Is there anyway that kibana can filter the data globally by aggregation?

Elastic Stack Kibana
1

I have some data like the following stored in elasticsearch, the real data is much complex.

[
{
"searchTime":112,
"agentName":"blake"
},
{
"searchTime":200,
"agentName":"david"
},
{
"searchTime":112,
"agentName":"kyle"
},
{
"searchTime":200,
"agentName":"candy"
}
]
I have set up the index patter in kibana to match this index. and I created the visualization in kibana and display them in dashboard.

and there is the requirement that I have to filter them and aggregate them in dashboard. I had tried the following ways but still failed.

1.use the filter dsl in dashboard to globally filter the data.but it shows "Visualize: [parsing_exception] no [query] registered for [aggs], with { line=1 & col=90 }"
2.use the save objected to filter the dashboard, but failed.
3.use the elastic search alias to make it work like mysql' view , but it shows "not support aggs".

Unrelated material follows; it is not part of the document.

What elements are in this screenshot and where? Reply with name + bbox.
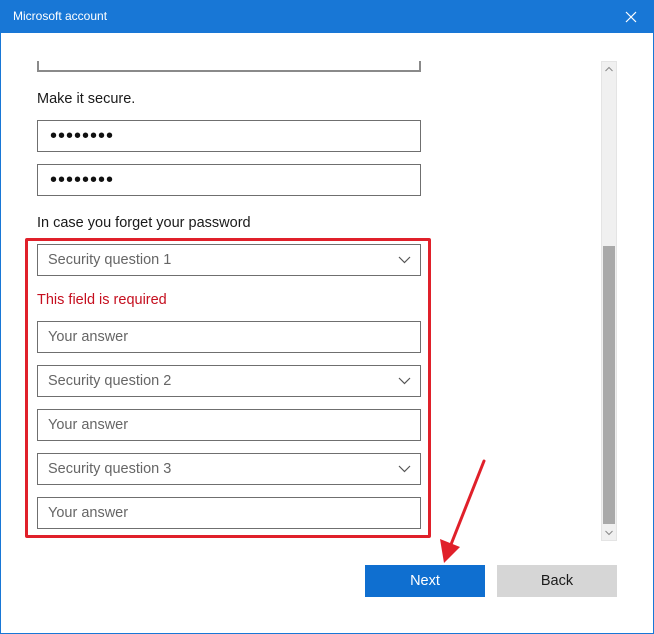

Is there anyway I can filter the data like the following dsl?

The dsl:
{
"aggs": {
"group": {
"terms": {
"field": "agentName"
},
"aggs": {
"group_docs": {
"top_hits": {
"size": 1,
"sort": [
{
"searchTime": {
"order": "desc"
}
}
]
}
}
}
}
}
}
It seems that es add alias not support aggs? also kibana not support aggs to filter the data?

2

hi @Zh_C,

not 100% sure what you're trying to do, with filter by aggregation. I guess you are trying to sort your data ? If so, you specify that sorting in the visualization-editor.

3

Hi @thomasneirynck
I need to sort the data by time first and then I group them(equal to the elasticsearch aggregation) by agentName , so the final data will show the latest data for each agentName.
Based on the requirement.
I try to filter the data by dashboard filter button, because the filter support dsl , but when I apply the dsl , it shows not support aggs..
and I also try to filter the data by save obejct, but not working....

do you have any idea for this requirement? or is there any way that elasticsearch can have the same function like mysql view to reindex the index pattern?
Really thanks for your kind help.

4

This topic was automatically closed 28 days after the last reply. New replies are no longer allowed.